Sure, asking questions can lead to a sale. Asking the right questions, however, can win loyal business for years to come.

Salespeople add value only when they dig below surface-level answers. When they do it right, they may well discover that VPs who think their reps need sales training actually need to overhaul the way they hire. Or that a customer calling for a complex repair would be better off with a product upgrade.

“Just because a customer says, ‘Here’s my need,’ that doesn’t mean the customer is correct, but a lot of reps can’t get beyond that,” says Shelley Hall, principal and managing director of Catalytic Management, an organization that accelerates business growth through sales effectiveness and process improvement. Recently, Catalytic got a call from a company that wanted customer-service training for its employees. Upon discovering that the company’s owner had retired a few years ago, the Catalytic rep asked the following comparison questions:

  • How does the staff currently behave, and how does that differ from two to three years ago?
  • What service elements do you want improved, and why are they more important than other elements?
  • How would you compare staff members’ behavior toward each other before and after the leadership change?

As it turned out, the regime change had resulted in widespread mistrust and animosity among managers and employees. This new culture was having a negative effect on customer service operations. With a better understanding of the problem and the issues behind it, Catalytic was able to provide a quality solution.

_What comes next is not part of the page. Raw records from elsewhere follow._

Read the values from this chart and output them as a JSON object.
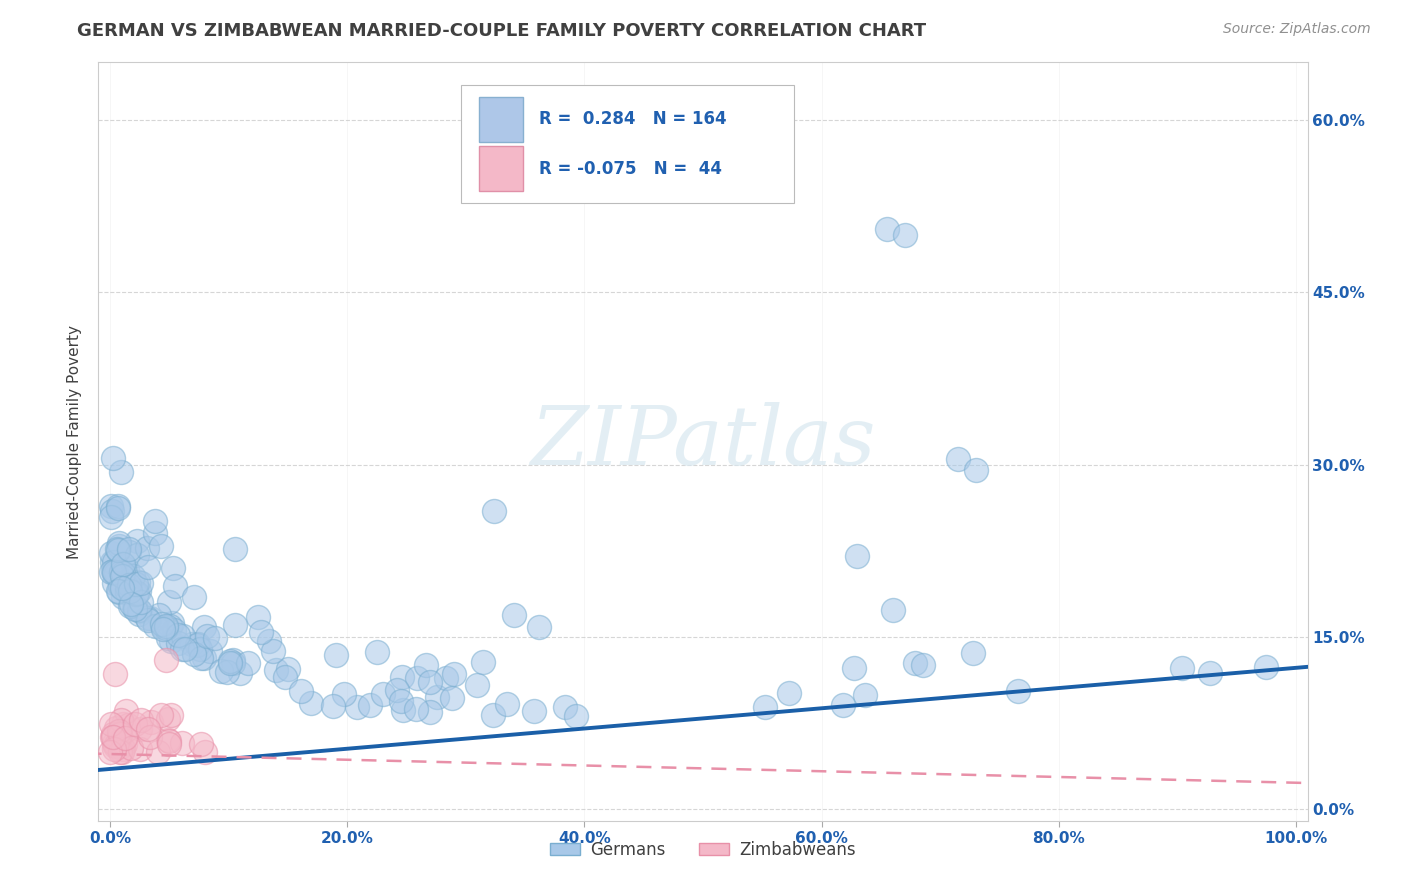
{
  "title": "GERMAN VS ZIMBABWEAN MARRIED-COUPLE FAMILY POVERTY CORRELATION CHART",
  "source": "Source: ZipAtlas.com",
  "ylabel": "Married-Couple Family Poverty",
  "german_R": 0.284,
  "german_N": 164,
  "zimbabwean_R": -0.075,
  "zimbabwean_N": 44,
  "german_color": "#a8c8e8",
  "german_edge_color": "#7aaed0",
  "zimbabwean_color": "#f4b8c8",
  "zimbabwean_edge_color": "#e890a8",
  "german_line_color": "#1a5fa8",
  "zimbabwean_line_color": "#e890a8",
  "legend_label_german": "Germans",
  "legend_label_zimbabwean": "Zimbabweans",
  "background_color": "#ffffff",
  "grid_color": "#cccccc",
  "title_color": "#404040",
  "axis_tick_color": "#2060b0",
  "source_color": "#909090",
  "watermark_color": "#d8e8f0",
  "xlim": [
    0.0,
    1.0
  ],
  "ylim": [
    0.0,
    0.65
  ],
  "xticks": [
    0.0,
    0.2,
    0.4,
    0.6,
    0.8,
    1.0
  ],
  "yticks": [
    0.0,
    0.15,
    0.3,
    0.45,
    0.6
  ],
  "title_fontsize": 13,
  "axis_label_fontsize": 11,
  "tick_fontsize": 11,
  "legend_fontsize": 12,
  "source_fontsize": 10,
  "german_line_intercept": 0.035,
  "german_line_slope": 0.088,
  "zimb_line_intercept": 0.048,
  "zimb_line_slope": -0.025
}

Comparison questions are key to getting customers to make connections about what’s working and what isn’t. “Clients have to make the discovery for themselves,” says Hall. “Our job is to help them do that by asking the right questions.”

Just remember that every sales solution is unique; what worked for one customer won’t necessarily work for the next. “You cannot come from a place of thinking you have all the answers,” Hall says. “[Don’t] make an assumption about one company just because the last five were a certain way.”